G. Macam-macam Mobiliasasi
Hidayat (2006) membagi mobilisasi menjadi dua bagian yaitu:
b. Mobilisasi penuh adalah kemampuan seseorang untuk bergerak secara penuh
dan bebas sehingga dapat menjalankan peran sehari-hari serta melakukan
interaksi sosial. Saraf motorik volunter dan sensorik 17 merupakan fungsi
mobilitas penuh yang mengontrol seluruh tubuh seseorang
c. Mobilisasi sebagian adalah kemampuan seseorang untuk bergerak tetapi ada
batasan gerak sehingga tidak dapat bergerak bebas karena dipengaruhi oleh
gangguan saraf sensorik dan motorik di area tubuhnya. Mobilisasi sebagian
dibagi menjadi dua yaitu :
1) Mobilitas sebagian temporer adalah kemampuan individu untuk bergerak
secara terbatas yang bersifat sementara. Hal ini dapat disebebkan oleh
trauma reversible pada sistem muskuloskeletal.
2) Mobilitas sebagian permanen adalah kemampuan individu untuk bergerak
secara terbatas yang bersifat menetap. Hal ini disebabkan oleh rusaknya
sistem syaraf yang reversible.
H. Pelaksanaan Mobilisasi Dini
Pelaksanaan mobilisasi dini terdapat 3 langkah penting yaitu pemanasan,
gerakan inti dan pendinginan.
a. Pemanasan
Pemanasan berguna untuk menghangatkan suhu otot, melancarkan
aliran darah dan memperbanyak masuknya oksigen kedalam tubuh,
memperbaiki kontraksi otot dan pegal-pegal keesokan harinya. Pemanasan
dapat dilaukan dengan menggerakandan mengepalkan tangan, tarik nafas
pelan-pelan, dan dikeluarkan dengan pelan-pelan (Soekarno, 2006).
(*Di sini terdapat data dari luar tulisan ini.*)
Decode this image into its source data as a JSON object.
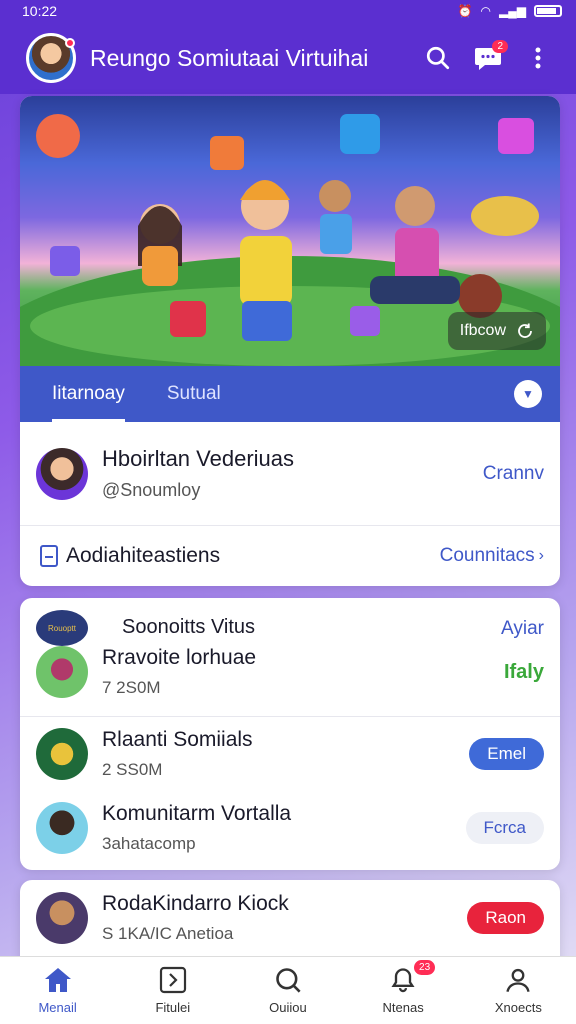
{
  "status": {
    "time": "10:22"
  },
  "app": {
    "title": "Reungo Somiutaai Virtuihai",
    "message_badge": "2"
  },
  "hero": {
    "badge": "Ifbcow"
  },
  "tabs": [
    {
      "label": "Iitarnoay",
      "active": true
    },
    {
      "label": "Sutual",
      "active": false
    }
  ],
  "profile": {
    "name": "Hboirltan Vederiuas",
    "handle": "@Snoumloy",
    "action": "Crannv"
  },
  "notifications": {
    "label": "Aodiahiteastiens",
    "action": "Counnitacs"
  },
  "games": {
    "header": "Soonoitts Vitus",
    "header_link": "Ayiar",
    "header_logo": "Rouoptt",
    "items": [
      {
        "title": "Rravoite lorhuae",
        "sub": "7 2S0M",
        "action": "Ifaly"
      },
      {
        "title": "Rlaanti Somiials",
        "sub": "2 SS0M",
        "action": "Emel"
      },
      {
        "title": "Komunitarm Vortalla",
        "sub": "3ahatacomp",
        "action": "Fcrca"
      }
    ]
  },
  "featured": {
    "title": "RodaKindarro Kiock",
    "sub": "S 1KA/IC Anetioa",
    "action": "Raon"
  },
  "nav": [
    {
      "label": "Menail",
      "icon": "home-icon",
      "badge": ""
    },
    {
      "label": "Fitulei",
      "icon": "play-icon",
      "badge": ""
    },
    {
      "label": "Ouiiou",
      "icon": "search-icon",
      "badge": ""
    },
    {
      "label": "Ntenas",
      "icon": "bell-icon",
      "badge": "23"
    },
    {
      "label": "Xnoects",
      "icon": "profile-icon",
      "badge": ""
    }
  ],
  "colors": {
    "primary": "#5b2fd0",
    "accent": "#3f58c8",
    "danger": "#e8233c"
  }
}
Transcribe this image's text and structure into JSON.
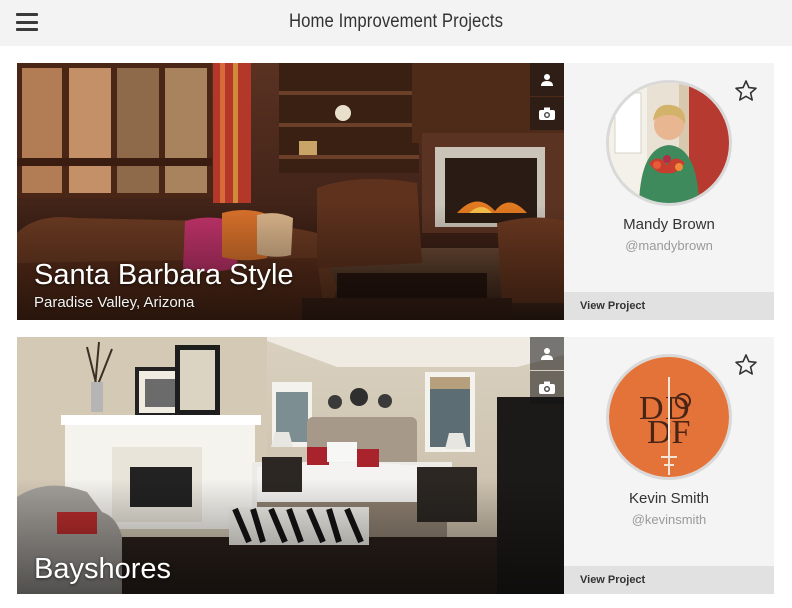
{
  "header": {
    "title": "Home Improvement Projects",
    "menu_icon": "hamburger-menu-icon"
  },
  "projects": [
    {
      "title": "Santa Barbara Style",
      "location": "Paradise Valley, Arizona",
      "designer": {
        "name": "Mandy Brown",
        "handle": "@mandybrown"
      },
      "view_label": "View Project",
      "icons": [
        "person-icon",
        "camera-icon",
        "star-outline-icon"
      ]
    },
    {
      "title": "Bayshores",
      "location": "",
      "designer": {
        "name": "Kevin Smith",
        "handle": "@kevinsmith"
      },
      "view_label": "View Project",
      "icons": [
        "person-icon",
        "camera-icon",
        "star-outline-icon"
      ]
    }
  ]
}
Gerakan inti mobilisasi dini :
1) Gerakan pertama
Posisi fowler adalah posisi setengah duduk atau duduk, dimana bagian
kepala tempat tidur lebih tinggi atau dinaikan. Posisi ini dilakukan untuk
mempertahankan kenyamanan dan memfasilitasi fungsi pernafasan.
Tujuan :
a) Mengurangi komplikasi akibat immobilisasi
b) Meningkatkan rasa nyaman
c) Meningkatkan dorongan pada diafragma sehingga meningkatkan
ekspansi dada dan ventilasi paru
d) Mengurangi kemungkinan tekanan pada tubuh akibat posisi yang
menetap.
2) Gerakan kedua
Semi fowler adalah sikap dalam posisi setengah duduk 15-60
derajat.
Tujuan : mobilisasi memberikan perasaan lega pada klien sesak nafas,
memudahkan perawatan misalnya memberikan makan.
3) Gerakan Ketiga
Posisi sim adalah posisi miring ke kanan atau ke kir. Posisi ini
dilakukan untuk memberi kenyamanan dan memberikan obat melalui
anus (supositorial).
Tujuan :
a) Mengurangi penekanan pada tulang secrum dan trochanter mayor
otot pinggang
b) Meningkatkan drainage dari mulut pasien dan mencegah aspirasi
c) Mencegah decubitus
4) Gerakan Keempat
Tujuan :
a) Membiasakan kembali aktivitas sebelum sakit
b) Mencegah terjadinya atropi otot
b. Pendinginan
Pendinginan setelah mobilisasi tetap diperlukan, hal ini agar kerja
jantung kembali menjadi normal. Gerakan pendinginan berupa menghela
napas lebih panjang dan lebih dalam, lengan, tungkai, dan dilakukan
sekurang-kurangnya 3 kali. Dengan cara demikian, akan membantu system
jantung dan pembuluh darah mampu menyesuaikan diri dengan semakin
mengendurnya aktivitas tubuh. Proses gerakan mobilisasi dini dilakukan 3
kali dalam 1 hari, yaitu pagi, siang, dan sore hari selama 3 hari.